Effects of pressure on structure and dynamics of metallic glass-forming liquid with miscibility gap

The metallic liquid with miscibility gap has been widely explored recently because of the increasing plastic deformation ability of phase-separated metallic glass. However, the poor glass-forming ability limits its application as the structural materials due to the positive mixing enthalpy of the two elements. Since high pressure is in favor of the formation of the glass, the effect of pressure on the structural and dynamical heterogeneity of phase-separated Cu 50 Ag 50 liquid is investigated by molecular dynamics simulation in the pressure range of 0–16 GPa.

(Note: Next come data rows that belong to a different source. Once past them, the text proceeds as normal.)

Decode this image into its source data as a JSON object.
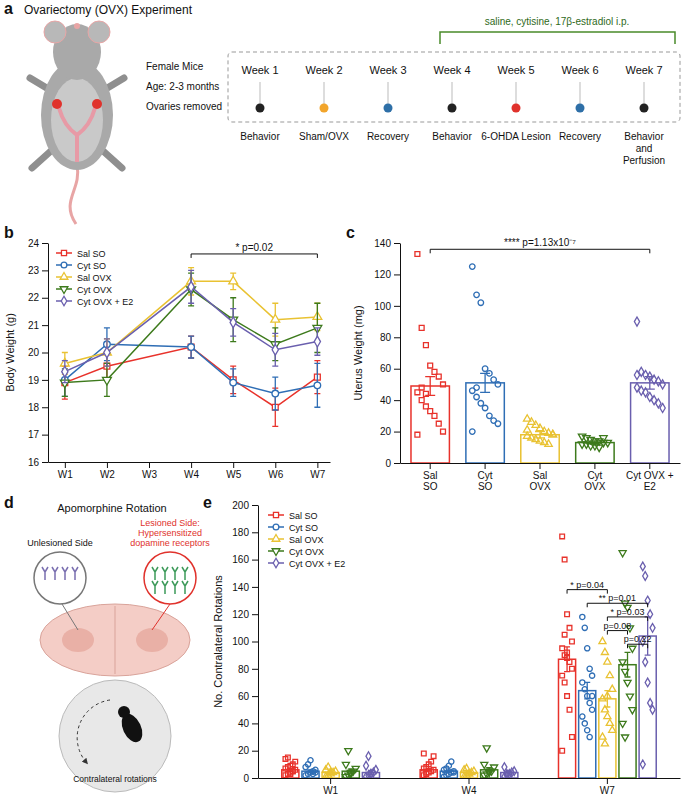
{
  "panel_labels": [
    "a",
    "b",
    "c",
    "d",
    "e"
  ],
  "diagram_a": {
    "title": "Ovariectomy (OVX) Experiment",
    "subject": [
      "Female Mice",
      "Age: 2-3 months",
      "Ovaries removed"
    ],
    "treatment": "saline, cytisine, 17β-estradiol i.p.",
    "weeks": [
      "Week 1",
      "Week 2",
      "Week 3",
      "Week 4",
      "Week 5",
      "Week 6",
      "Week 7"
    ],
    "events": [
      {
        "label": [
          "Behavior"
        ],
        "color": "#222222"
      },
      {
        "label": [
          "Sham/OVX"
        ],
        "color": "#f2a52b"
      },
      {
        "label": [
          "Recovery"
        ],
        "color": "#2e6fa7"
      },
      {
        "label": [
          "Behavior"
        ],
        "color": "#222222"
      },
      {
        "label": [
          "6-OHDA Lesion"
        ],
        "color": "#e0322c"
      },
      {
        "label": [
          "Recovery"
        ],
        "color": "#2e6fa7"
      },
      {
        "label": [
          "Behavior",
          "and",
          "Perfusion"
        ],
        "color": "#222222"
      }
    ]
  },
  "diagram_d": {
    "title": "Apomorphine Rotation",
    "unlesioned": "Unlesioned Side",
    "lesioned": [
      "Lesioned Side:",
      "Hypersensitized",
      "dopamine receptors"
    ],
    "rotation": "Contralateral rotations"
  },
  "chart_data": [
    {
      "type": "line",
      "y_label": "Body Weight (g)",
      "x": [
        1,
        2,
        4,
        5,
        6,
        7
      ],
      "xlim": [
        0.6,
        7.3
      ],
      "xticks": [
        {
          "value": 1,
          "label": "W1"
        },
        {
          "value": 2,
          "label": "W2"
        },
        {
          "value": 3,
          "label": "W3"
        },
        {
          "value": 4,
          "label": "W4"
        },
        {
          "value": 5,
          "label": "W5"
        },
        {
          "value": 6,
          "label": "W6"
        },
        {
          "value": 7,
          "label": "W7"
        }
      ],
      "ylim": [
        16,
        24
      ],
      "yticks": [
        16,
        17,
        18,
        19,
        20,
        21,
        22,
        23,
        24
      ],
      "legend": "upper left",
      "series": [
        {
          "name": "Sal SO",
          "color": "#e8322b",
          "marker": "square",
          "values": [
            18.9,
            19.5,
            20.2,
            19.0,
            18.0,
            19.1
          ],
          "errors": [
            0.6,
            0.5,
            0.4,
            0.5,
            0.7,
            0.6
          ]
        },
        {
          "name": "Cyt SO",
          "color": "#2f6eb5",
          "marker": "circle",
          "values": [
            19.0,
            20.3,
            20.2,
            18.9,
            18.5,
            18.8
          ],
          "errors": [
            0.6,
            0.6,
            0.4,
            0.5,
            0.6,
            0.8
          ]
        },
        {
          "name": "Sal OVX",
          "color": "#e9c232",
          "marker": "triangle",
          "values": [
            19.6,
            20.0,
            22.6,
            22.6,
            21.2,
            21.3
          ],
          "errors": [
            0.4,
            0.5,
            0.5,
            0.3,
            0.6,
            0.5
          ]
        },
        {
          "name": "Cyt OVX",
          "color": "#3d7a1c",
          "marker": "triangle-down",
          "values": [
            18.9,
            19.0,
            22.3,
            21.2,
            20.3,
            20.9
          ],
          "errors": [
            0.5,
            0.6,
            0.6,
            0.8,
            0.6,
            0.9
          ]
        },
        {
          "name": "Cyt OVX + E2",
          "color": "#6a5fae",
          "marker": "diamond",
          "values": [
            19.3,
            20.0,
            22.4,
            21.1,
            20.1,
            20.4
          ],
          "errors": [
            0.4,
            0.5,
            0.6,
            0.5,
            0.6,
            0.5
          ]
        }
      ],
      "annotations": [
        {
          "text": "* p=0.02",
          "x": [
            4,
            7
          ],
          "y": 23.6
        }
      ]
    },
    {
      "type": "bar",
      "y_label": "Uterus Weight (mg)",
      "categories": [
        "Sal SO",
        "Cyt SO",
        "Sal OVX",
        "Cyt OVX",
        "Cyt OVX + E2"
      ],
      "values": [
        49,
        51,
        18,
        13,
        51
      ],
      "errors": [
        6,
        6,
        2,
        1,
        4
      ],
      "colors": [
        "#e8322b",
        "#2f6eb5",
        "#e9c232",
        "#3d7a1c",
        "#6a5fae"
      ],
      "points": [
        [
          133,
          86,
          75,
          62,
          58,
          55,
          50,
          45,
          40,
          36,
          33,
          30,
          25,
          20,
          18,
          48,
          44
        ],
        [
          125,
          107,
          102,
          60,
          57,
          53,
          50,
          46,
          42,
          38,
          35,
          30,
          27,
          25,
          20,
          48
        ],
        [
          28,
          26,
          24,
          22,
          20,
          19,
          18,
          17,
          16,
          15,
          14,
          13,
          12,
          18,
          21
        ],
        [
          17,
          16,
          15,
          14,
          14,
          13,
          13,
          12,
          12,
          11,
          11,
          10,
          16
        ],
        [
          90,
          58,
          56,
          55,
          53,
          52,
          50,
          48,
          46,
          45,
          42,
          40,
          38,
          35,
          56
        ]
      ],
      "ylim": [
        0,
        140
      ],
      "yticks": [
        0,
        20,
        40,
        60,
        80,
        100,
        120,
        140
      ],
      "annotations": [
        {
          "text": "**** p=1.13x10⁻⁷",
          "from": "Sal SO",
          "to": "Cyt OVX + E2",
          "y": 136
        }
      ]
    },
    {
      "type": "bar",
      "y_label": "No. Contralateral Rotations",
      "categories": [
        "W1",
        "W4",
        "W7"
      ],
      "ylim": [
        0,
        200
      ],
      "yticks": [
        0,
        20,
        40,
        60,
        80,
        100,
        120,
        140,
        160,
        180,
        200
      ],
      "legend": "upper left",
      "series": [
        {
          "name": "Sal SO",
          "color": "#e8322b",
          "marker": "square",
          "values": [
            6,
            6,
            87
          ],
          "errors": [
            1,
            1,
            9
          ],
          "points": [
            [
              2,
              3,
              4,
              5,
              6,
              7,
              8,
              9,
              10,
              12,
              14,
              15,
              3,
              5
            ],
            [
              2,
              3,
              4,
              5,
              6,
              7,
              8,
              10,
              12,
              16,
              18,
              4
            ],
            [
              177,
              160,
              120,
              110,
              100,
              95,
              90,
              88,
              85,
              80,
              75,
              70,
              60,
              50,
              30,
              20,
              105,
              92
            ]
          ]
        },
        {
          "name": "Cyt SO",
          "color": "#2f6eb5",
          "marker": "circle",
          "values": [
            5,
            5,
            64
          ],
          "errors": [
            1,
            1,
            6
          ],
          "points": [
            [
              2,
              3,
              4,
              5,
              6,
              8,
              10,
              13,
              3,
              4
            ],
            [
              1,
              2,
              3,
              4,
              5,
              6,
              7,
              9,
              12,
              4
            ],
            [
              118,
              110,
              95,
              80,
              75,
              70,
              65,
              60,
              55,
              50,
              45,
              40,
              35,
              30,
              60
            ]
          ]
        },
        {
          "name": "Sal OVX",
          "color": "#e9c232",
          "marker": "triangle",
          "values": [
            4,
            4,
            58
          ],
          "errors": [
            1,
            1,
            6
          ],
          "points": [
            [
              1,
              2,
              3,
              4,
              5,
              6,
              8,
              4
            ],
            [
              1,
              2,
              3,
              4,
              5,
              6,
              7,
              3
            ],
            [
              100,
              92,
              85,
              75,
              65,
              58,
              50,
              45,
              40,
              35,
              30,
              25,
              60
            ]
          ]
        },
        {
          "name": "Cyt OVX",
          "color": "#3d7a1c",
          "marker": "triangle-down",
          "values": [
            5,
            6,
            83
          ],
          "errors": [
            1.5,
            1.5,
            9
          ],
          "points": [
            [
              1,
              2,
              3,
              5,
              7,
              10,
              20,
              4
            ],
            [
              2,
              3,
              4,
              5,
              8,
              10,
              22,
              5
            ],
            [
              165,
              128,
              125,
              110,
              95,
              85,
              78,
              70,
              60,
              50,
              40,
              30
            ]
          ]
        },
        {
          "name": "Cyt OVX + E2",
          "color": "#6a5fae",
          "marker": "diamond",
          "values": [
            4,
            4,
            104
          ],
          "errors": [
            1.5,
            1,
            14
          ],
          "points": [
            [
              1,
              2,
              3,
              4,
              6,
              9,
              16,
              3
            ],
            [
              1,
              2,
              3,
              4,
              5,
              8,
              3
            ],
            [
              155,
              148,
              130,
              120,
              110,
              100,
              85,
              70,
              55,
              50,
              10
            ]
          ]
        }
      ],
      "annotations": [
        {
          "text": "* p=0.04",
          "category": "W7",
          "from": "Sal SO",
          "to": "Sal OVX",
          "y": 138
        },
        {
          "text": "** p=0.01",
          "category": "W7",
          "from": "Cyt SO",
          "to": "Cyt OVX + E2",
          "y": 128
        },
        {
          "text": "* p=0.03",
          "category": "W7",
          "from": "Sal OVX",
          "to": "Cyt OVX + E2",
          "y": 118
        },
        {
          "text": "p=0.08",
          "category": "W7",
          "from": "Sal OVX",
          "to": "Cyt OVX",
          "y": 108
        },
        {
          "text": "p=0.22",
          "category": "W7",
          "from": "Cyt OVX",
          "to": "Cyt OVX + E2",
          "y": 98
        }
      ]
    }
  ]
}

The results clearly show that the pressure promotes the formation of metallic glass by increasing the number of fivefold symmetry cluster W and dynamical relaxation time; meanwhile, the liquid–liquid phase separation is also enhanced, and the homogenous atom pairs show stronger interaction than heterogeneous atom pairs with increasing pressure. The dynamical heterogeneity is related to the formation of fivefold symmetry clusters. The lower growing rate of W at higher pressure with decreasing temperature corresponds to the slow increase in dynamical heterogeneity. The pressured glass with miscibility gap may act as a candidate glass with improved plastic formation ability. The results explore the structural and dynamical heterogeneity of phase-separated liquid at atomic level.